数種の職種によって印刷物が出来上がった

DTPとは語源から言えば印刷物を机上で作ることですが、現在は、編集工程までをコンピューターで行い、出来上がったファイルを印刷所へ渡して印刷してもらう形が、最も普及しています。

ということで、まずは印刷の流れを簡単にお話ししておきましょう。DTPが普及する前の印刷物製作は、大まかにいうと次のような工程が必要でした。

  1. 企画立て
  2. 編集・デザイン
    • 文章の紙面割り付け(レイアウト)
    • 写真の配置
    • グラフや図形の制作と配置
  3. 版下製作
    • 版下とは、文字が配置され、写真・図形等の配置される場所が確保されており、印刷工程に回せる品質になっているもの(印画紙状態)。
  4. 製版
    • 版下をもとに、写真などを取り込んで、印刷機にかけられる状態までにする工程。
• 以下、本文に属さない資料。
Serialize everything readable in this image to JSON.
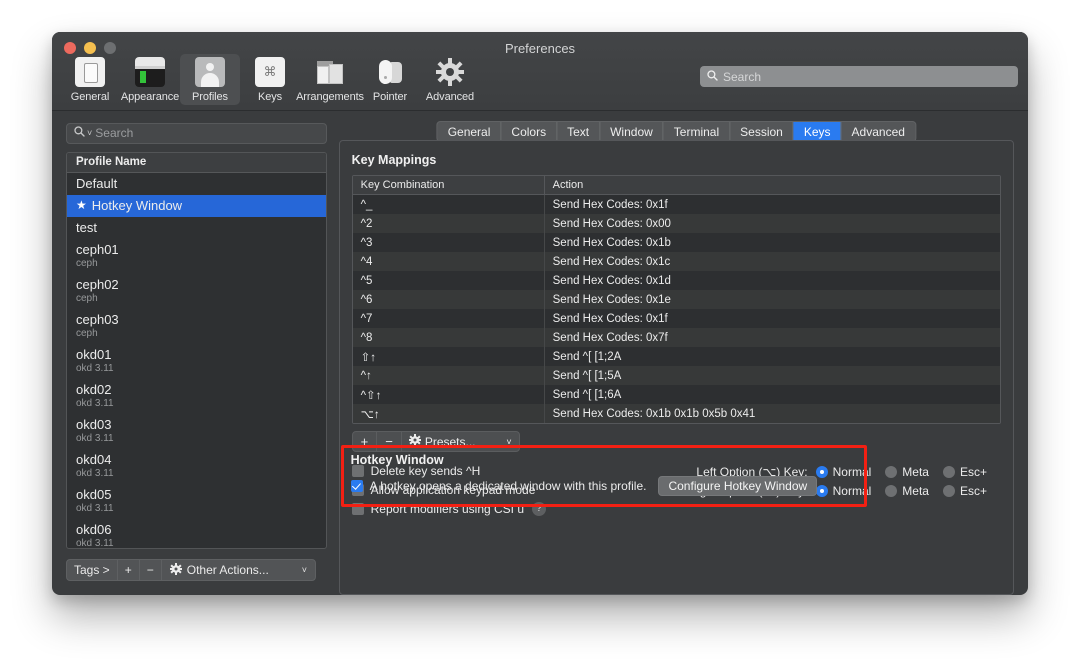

4色印刷(フルカラー印刷)では、4枚のフィルムを作る。
  5. 印刷
    • オフセット印刷=製版で作られたフィルムの内容をPS版(アルミ製)に焼き付け、それを印刷機にかけて印刷する。樹脂板を使うことも。
    • 活版印刷=金属でできた文字(一文字ずつがハンコのようになっている)を並べて活版印刷機にかける。
    • その他=ほかにもグラビア印刷などさまざまな手法がある。
  6. 製本
    • 印刷されたものをページ構成に合わせてまとめ、本の形にする。

これらの工程すべてを一つの印刷所が持つ場合もありましたが、工程別に中小の別会社で実施される例も多かったようです。

「編集・デザイン」は、プロダクションやデザイン事務所で行われました。現在でもこれは同じです。

「版下製作」は、版下屋さんと呼ばれる専門の会社で行われることが少なくありませんでした。DTPが今ほど普及する前は、写植と呼ばれる方法で版下を作っており、専用機を持つ版下屋さんに、デザイナーや編集者はお世話になっていました。版下は印画紙であるため、あとからの修正が難しいので、修正部分だけを打ち直し、先に出した版下に接着剤で貼って直すという方法がよくとられました。

「製版」作業も、印刷所内で行う場合と、専門の会社で行われる場合との両方がありました。ここでは、写真を取り込むだけでなく、モノクロ印刷ではアミ(グレーになっている部分)を乗せたり、カラー印刷では色を乗せたりする作業も行われました。編集者やデザイナーがトリミング(写真などの一部を取り出して使うこと)指示をした写真や色指定などが、ここでようやく形になりました。

「印刷」工程では、製版工程で作られたフィルムをもとに、紙による大量の複製が行われます(オフセット印刷の場合) 。インキ濃度や印圧など、職人技が必要になる工程で、今でもこれは変わりません(すべてをコンピューターによるものもあります)。

「製本」工程は、さまざまな製本方法をフォローします。厚紙の表紙で、中身を糸でとじる「糸かがり」の「上製本」をはじめ、中央をホチキスで留めるだけの「中とじ」、糸や金具などを使わず接着剤でまとめる「無線とじ」など、依頼に合わせた製本が行われます。製本は現在でも、多くが以前のように実施されています。